医療委員会

■ 2018.08.05

「第38回日本登山医学会学術集会」開催される

「第38回日本登山医学会学術集会」開催される

  第38回日本登山医学会学術集会が、日本女子体育大学総合体育館多目的ホールにて、夏井裕明会長のもと、平成30年6月2~3日(土・日)に開催された。両日とも初夏の好天に恵まれ、山行の誘惑を振り払って193名の参加者があった。日本山岳会は本学術集会を後援しており、夏井大会長が開会式等で深謝の意を表明した。

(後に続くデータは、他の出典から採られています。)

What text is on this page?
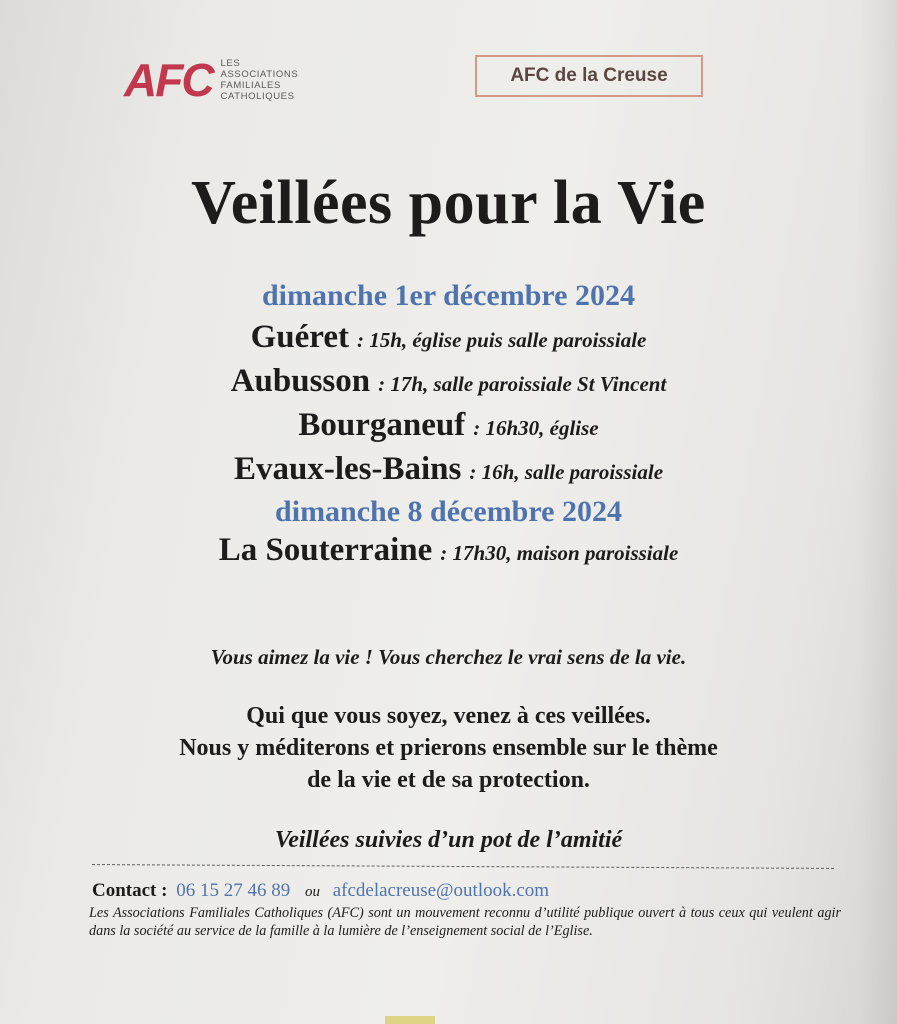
AFC LES
ASSOCIATIONS
FAMILIALES
CATHOLIQUES
AFC de la Creuse
Veillées pour la Vie
dimanche 1er décembre 2024
Guéret : 15h, église puis salle paroissiale
Aubusson : 17h, salle paroissiale St Vincent
Bourganeuf : 16h30, église
Evaux-les-Bains : 16h, salle paroissiale
dimanche 8 décembre 2024
La Souterraine : 17h30, maison paroissiale
Vous aimez la vie ! Vous cherchez le vrai sens de la vie.
Qui que vous soyez, venez à ces veillées.
Nous y méditerons et prierons ensemble sur le thème
de la vie et de sa protection.
Veillées suivies d’un pot de l’amitié
Contact : 06 15 27 46 89 ou afcdelacreuse@outlook.com
Les Associations Familiales Catholiques (AFC) sont un mouvement reconnu d’utilité publique ouvert à tous ceux qui veulent agir dans la société au service de la famille à la lumière de l’enseignement social de l’Eglise.
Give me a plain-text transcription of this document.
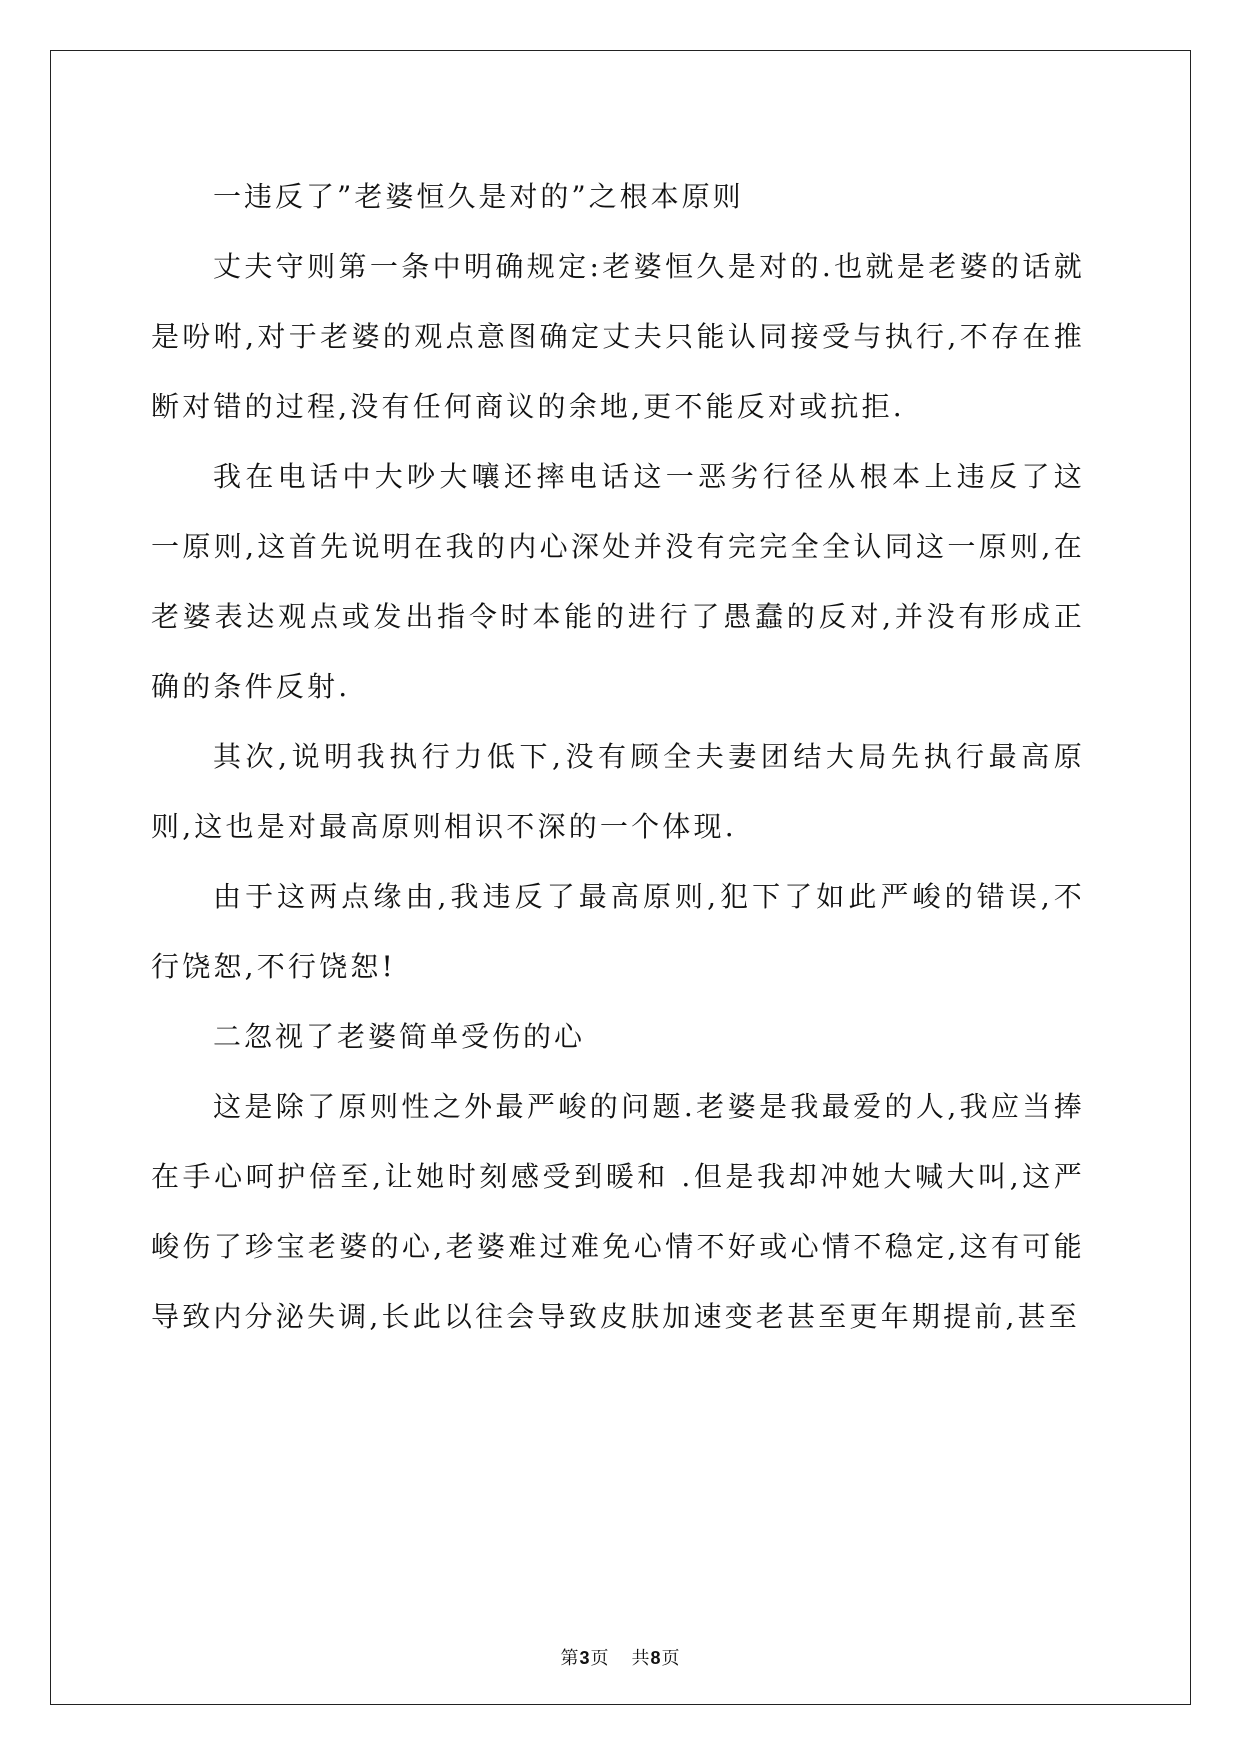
一违反了”老婆恒久是对的”之根本原则

丈夫守则第一条中明确规定:老婆恒久是对的.也就是老婆的话就是吩咐,对于老婆的观点意图确定丈夫只能认同接受与执行,不存在推断对错的过程,没有任何商议的余地,更不能反对或抗拒.

我在电话中大吵大嚷还摔电话这一恶劣行径从根本上违反了这一原则,这首先说明在我的内心深处并没有完完全全认同这一原则,在老婆表达观点或发出指令时本能的进行了愚蠢的反对,并没有形成正确的条件反射.

其次,说明我执行力低下,没有顾全夫妻团结大局先执行最高原则,这也是对最高原则相识不深的一个体现.

由于这两点缘由,我违反了最高原则,犯下了如此严峻的错误,不行饶恕,不行饶恕!

二忽视了老婆简单受伤的心

这是除了原则性之外最严峻的问题.老婆是我最爱的人,我应当捧在手心呵护倍至,让她时刻感受到暖和 .但是我却冲她大喊大叫,这严峻伤了珍宝老婆的心,老婆难过难免心情不好或心情不稳定,这有可能导致内分泌失调,长此以往会导致皮肤加速变老甚至更年期提前,甚至

第3页 共8页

大会のメインテーマは「登山における安全管理」だった。山岳遭難が発生するたびにマスコミで大きく報道され、当事者達は世間からの逆風にさらされている現状を憂慮してのテーマ設定であった。自然相手の活動であるがゆえにさまざまなアクシデントに遭遇することは避けられないものの、アクシデントに遭遇することを想定して十分な準備を整えておくことが重要であり、夏井会長の考えがプログラムの各企画に反映されていた。特に、メインのシンポジウムでは、「学校集団登山における安全管理―学校と医療の連携―」と題して学校関係者、医療関係者、山岳関係者が様々な事例をもとに安全管理上の注意点を述べ、示唆に富む内容だった。

特別講演では、「2020年に向けてのアンチ・ドーピング」と題して、公益財団法人日本アンチ・ドーピング機構の事務局長である浅川伸氏が講演した。他競技において同僚選手をドーピングで出場停止にするという残念な犯罪的事例があったことを受けての企画だった。2020東京オリンピックで正式競技となるスポーツクライミングに関わる方々も多く参加され、アンチ・ドーピングに関する知識を高める良い機会になった。

更に、登山医学領域での研究活動推進に向けて、教育講演で、「登山医学研究に必要な統計学」と題して、岡山大学病院新医療研究開発センター教授の樋之津史郎先生が講演した。研究領域で統計学の重要性が高まっており、ありがたい企画だった。

今回の大会では第35回の学術集会(高松)と同様に、演者は口頭発表とポスター発表の両方を行った。演者は両方の準備が必要になり負担となるが、今回も好評で今後定着するかもしれないと思われた。

日曜日の午後には、市民公開講座「イッテQ登山部における安全管理」が開催され、登山愛好家が多数参加した。人気テレビ番組イッテQのスタッフである国際プロガイドの角谷道弘氏が講演した。イッテQ登山部は2009年以降2017年までに計10回の遠征を行い、角谷氏はその多くに関わってきた。遠征では、登頂を断念したこともあるが、大きな事故もなく全員が無事帰国できたとのこと。これらの遠征時の写真を供覧しながら「安全登山」に対する熱意を語った。

会場の日本女子体育大学(東京都世田谷区)は郊外の閑静な住宅地にあり、キャンパス中央のグラウンドでは陸上のトレーニングが行われていた。大学院には男子学生も在籍しているとのことで、男子トイレも十分に設置されていた。